The goods were detained because as per invoice they were being transported from Ranipet, Tamil Nadu to Bongulur village, Ibrahimpatnam Mandal, Hyderabad, but as per e-way bill, the goods have to be transported from Ranipet, State of Tamil Nadu to Hayathnagar in the State of Telangana and so there is mismatch with the invoice and e-way bill.
The Court observed that petitioner's registration certificate in the State of Telangana itself disclosed that its principal place of business was Hayathnagar and its additional place of business was at Bongulur village, Ibrahimpatnam Mandal. Once it is clear that petitioner has additional place of business in the State of Telangana in Bongulur village, Ibrahimpatnam Mandal and the goods were being transported to that address from its Corporate office at Ranipet, Tamil Nadu State, it cannot be said that petitioner was indulging in any illegal activity when the tax invoice shows that the supplier is the petitioner's Corporate office in Ranipet, Tamil Nadu State and that it was shipped to its Depot in Bongulur village in Ibrahimpatnam Mandal. Thus, it was held that there was no occasion for the respondent to collect tax and penalty from the petitioner on the pretext that there is illegality in the transport of goods as it would merely amount to stock transfer and there is no element of sale of goods or services in it.

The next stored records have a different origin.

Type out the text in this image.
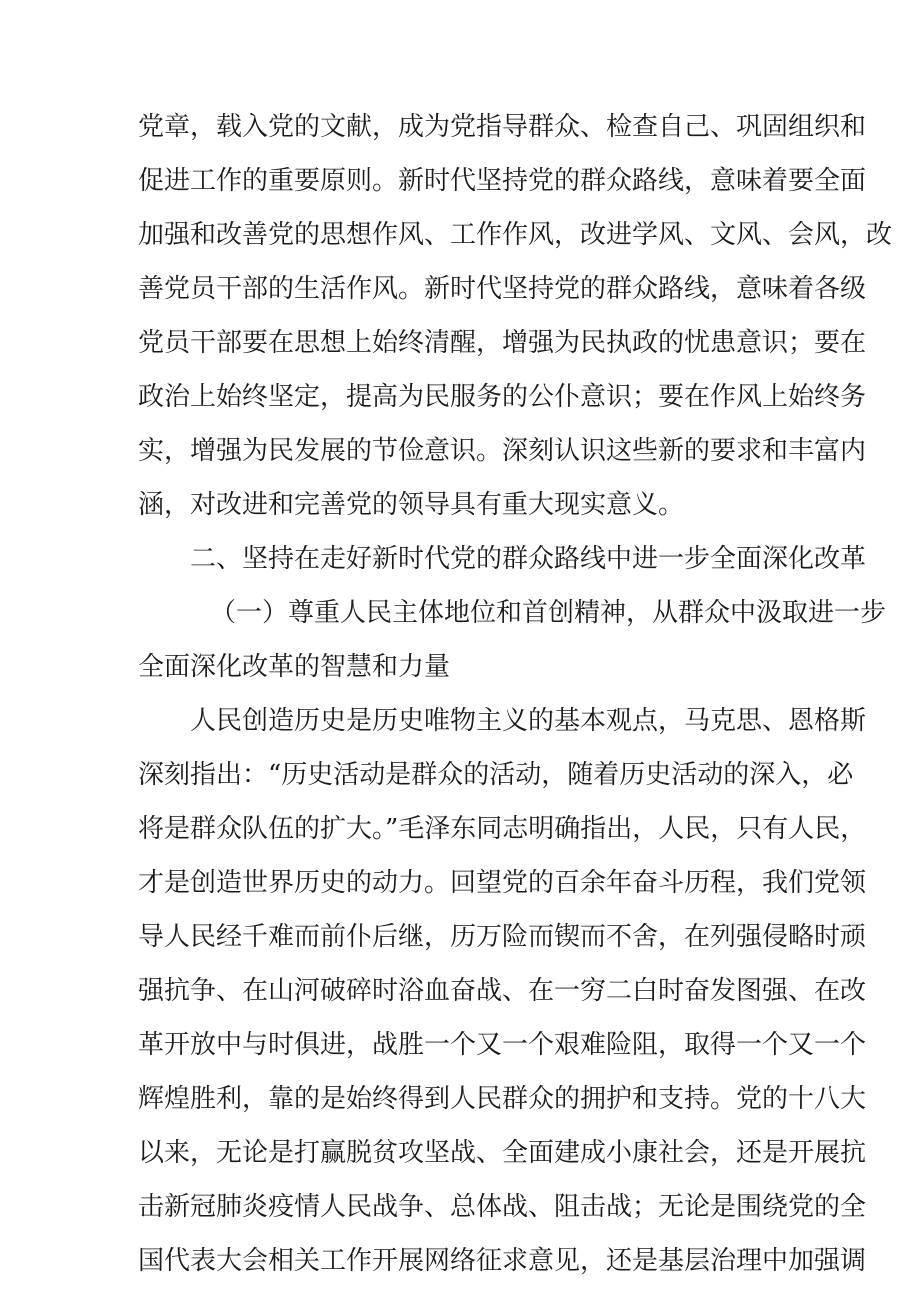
党章，载入党的文献，成为党指导群众、检查自己、巩固组织和
促进工作的重要原则。新时代坚持党的群众路线，意味着要全面
加强和改善党的思想作风、工作作风，改进学风、文风、会风，改
善党员干部的生活作风。新时代坚持党的群众路线，意味着各级
党员干部要在思想上始终清醒，增强为民执政的忧患意识；要在
政治上始终坚定，提高为民服务的公仆意识；要在作风上始终务
实，增强为民发展的节俭意识。深刻认识这些新的要求和丰富内
涵，对改进和完善党的领导具有重大现实意义。
二、坚持在走好新时代党的群众路线中进一步全面深化改革
（一）尊重人民主体地位和首创精神，从群众中汲取进一步
全面深化改革的智慧和力量
人民创造历史是历史唯物主义的基本观点，马克思、恩格斯
深刻指出：“历史活动是群众的活动，随着历史活动的深入，必
将是群众队伍的扩大。”毛泽东同志明确指出，人民，只有人民，
才是创造世界历史的动力。回望党的百余年奋斗历程，我们党领
导人民经千难而前仆后继，历万险而锲而不舍，在列强侵略时顽
强抗争、在山河破碎时浴血奋战、在一穷二白时奋发图强、在改
革开放中与时俱进，战胜一个又一个艰难险阻，取得一个又一个
辉煌胜利，靠的是始终得到人民群众的拥护和支持。党的十八大
以来，无论是打赢脱贫攻坚战、全面建成小康社会，还是开展抗
击新冠肺炎疫情人民战争、总体战、阻击战；无论是围绕党的全
国代表大会相关工作开展网络征求意见，还是基层治理中加强调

CGST/SGST being charged instead of IGST leviable with Minor Penalty as error corrected by credit/debit note

S.P. Traders v. Assistant State Tax Office [2023] 147 139 (Kerala)

In the given matter, invoice accompanying the goods, tax paid was shown to be under CGST & SGST, whereas it should have been shown as tax paid towards IGST. However, in the E-way bill accompanying the goods the tax paid was correctly shown as paid towards IGST.
The Court observed that it cannot be lost sight of that in E-way bill accompanying the goods, the tax paid was correctly shown as IGST. The learned counsel appearing for the petitioner states that the mistake has been corrected while issuing credit note/debit note and in the monthly return filed for the month of July 2022, the amount paid has been correctly shown as IGST. The Court held, that there will be an interim order directing the 1st respondent to verify monthly returns filed by the petitioner for the month of July 2022 and determine whether the amount in question was correctly shown as IGST instead of CGST/SGST. If the officer finds that the amount has been correctly shown as IGST in the monthly returns filed for the month of July 2022, notwithstanding the issuance of order, the officer shall consider whether the mistake committed by the petitioner can be penalized by imposing a minor penalty.